Começou nesta quarta-feira (7), no Vaticano, o conclave que definirá o novo líder da Igreja Católica, após a morte do papa Francisco em 21 de abril de 2025, aos 88 anos. O processo de votação ocorre a portas fechadas na Capela Sistina e envolve 133 cardeais eleitores, dos quais 117 são considerados papáveis, ou seja, podem ser eleitos segundo as normas canônicas.
A primeira sessão foi iniciada com a missa Pro Eligendo Pontifice, celebrada pelo cardeal Giovanni Battista Re, decano do Colégio Cardinalício. Após a cerimônia, os cardeais seguiram em procissão até a Capela Sistina, onde fizeram o juramento de segredo sobre todo o conteúdo das deliberações. As votações começaram logo em seguida, e a expectativa é de que ocorram até quatro escrutínios diários: dois pela manhã e dois à tarde.

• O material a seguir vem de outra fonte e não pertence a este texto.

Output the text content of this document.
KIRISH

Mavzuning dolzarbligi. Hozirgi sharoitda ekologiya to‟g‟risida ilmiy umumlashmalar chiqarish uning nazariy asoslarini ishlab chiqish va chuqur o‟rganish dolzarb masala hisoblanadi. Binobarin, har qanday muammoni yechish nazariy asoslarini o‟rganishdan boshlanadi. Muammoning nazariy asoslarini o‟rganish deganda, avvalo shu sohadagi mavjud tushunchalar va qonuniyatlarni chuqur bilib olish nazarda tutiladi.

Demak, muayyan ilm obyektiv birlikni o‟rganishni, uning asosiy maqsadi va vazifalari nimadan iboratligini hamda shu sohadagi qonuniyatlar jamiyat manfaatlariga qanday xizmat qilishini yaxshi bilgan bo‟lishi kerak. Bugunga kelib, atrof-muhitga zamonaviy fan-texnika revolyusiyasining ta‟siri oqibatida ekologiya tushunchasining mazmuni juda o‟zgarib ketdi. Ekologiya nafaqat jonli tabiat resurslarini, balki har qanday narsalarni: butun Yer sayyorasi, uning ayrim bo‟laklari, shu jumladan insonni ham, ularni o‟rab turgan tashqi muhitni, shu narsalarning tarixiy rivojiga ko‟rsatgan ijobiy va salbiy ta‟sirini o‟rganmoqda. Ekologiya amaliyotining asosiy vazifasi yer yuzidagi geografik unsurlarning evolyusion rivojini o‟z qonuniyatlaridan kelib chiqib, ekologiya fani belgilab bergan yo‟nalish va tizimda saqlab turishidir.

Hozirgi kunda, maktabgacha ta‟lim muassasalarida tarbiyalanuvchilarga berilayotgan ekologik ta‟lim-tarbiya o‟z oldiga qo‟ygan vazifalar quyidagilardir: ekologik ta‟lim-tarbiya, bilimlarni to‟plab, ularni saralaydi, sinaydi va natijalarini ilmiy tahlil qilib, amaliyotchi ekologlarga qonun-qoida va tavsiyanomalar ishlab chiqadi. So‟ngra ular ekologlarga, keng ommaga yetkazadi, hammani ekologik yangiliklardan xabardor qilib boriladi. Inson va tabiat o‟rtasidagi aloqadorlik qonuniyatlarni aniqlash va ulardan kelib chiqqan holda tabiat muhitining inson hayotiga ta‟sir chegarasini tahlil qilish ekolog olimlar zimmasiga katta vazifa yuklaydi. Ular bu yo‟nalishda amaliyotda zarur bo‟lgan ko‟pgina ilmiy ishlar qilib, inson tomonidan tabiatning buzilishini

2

Não há prazo definido para o anúncio do novo papa, que só será confirmado quando um dos candidatos atingir ao menos dois terços dos votos — o equivalente a 89 votos, conforme o número total de eleitores habilitados. A tradicional fumaça branca, sinal visível no alto da Capela Sistina, indicará ao mundo que o novo pontífice foi escolhido.
Cobertura e tradição
Durante o conclave, a comunicação dos cardeais com o exterior é rigorosamente vedada. Equipamentos eletrônicos são proibidos, e medidas de segurança cibernética foram reforçadas. O Vaticano mantém uma cobertura especial por meio da Rádio Vaticano, da mídia digital da Santa Sé e da Sala de Imprensa, que emite boletins regulares com atualizações oficiais.
Esta será a primeira eleição papal no século XXI após a morte de um papa em exercício desde João Paulo II, em 2005. A eleição de Francisco, em 2013, ocorreu após sua renúncia, o que conferiu características excepcionais àquele conclave.
Representatividade e perfil dos brasileiros
O novo papa herdará uma Igreja com cerca de 1,3 bilhão de fiéis em todo o mundo, em meio a desafios relacionados à modernização das estruturas eclesiásticas, à presença da Igreja nos países em desenvolvimento e à perda de fiéis em regiões historicamente católicas.
Entre os cardeais eleitores, há representantes de todos os continentes. O Brasil conta com quatro cardeais votantes, o que representa uma das maiores delegações nacionais no conclave:
- Dom Sérgio da Rocha, arcebispo de Salvador e primaz do Brasil, é reconhecido por sua atuação pastoral no Nordeste e pelo trabalho com a juventude católica.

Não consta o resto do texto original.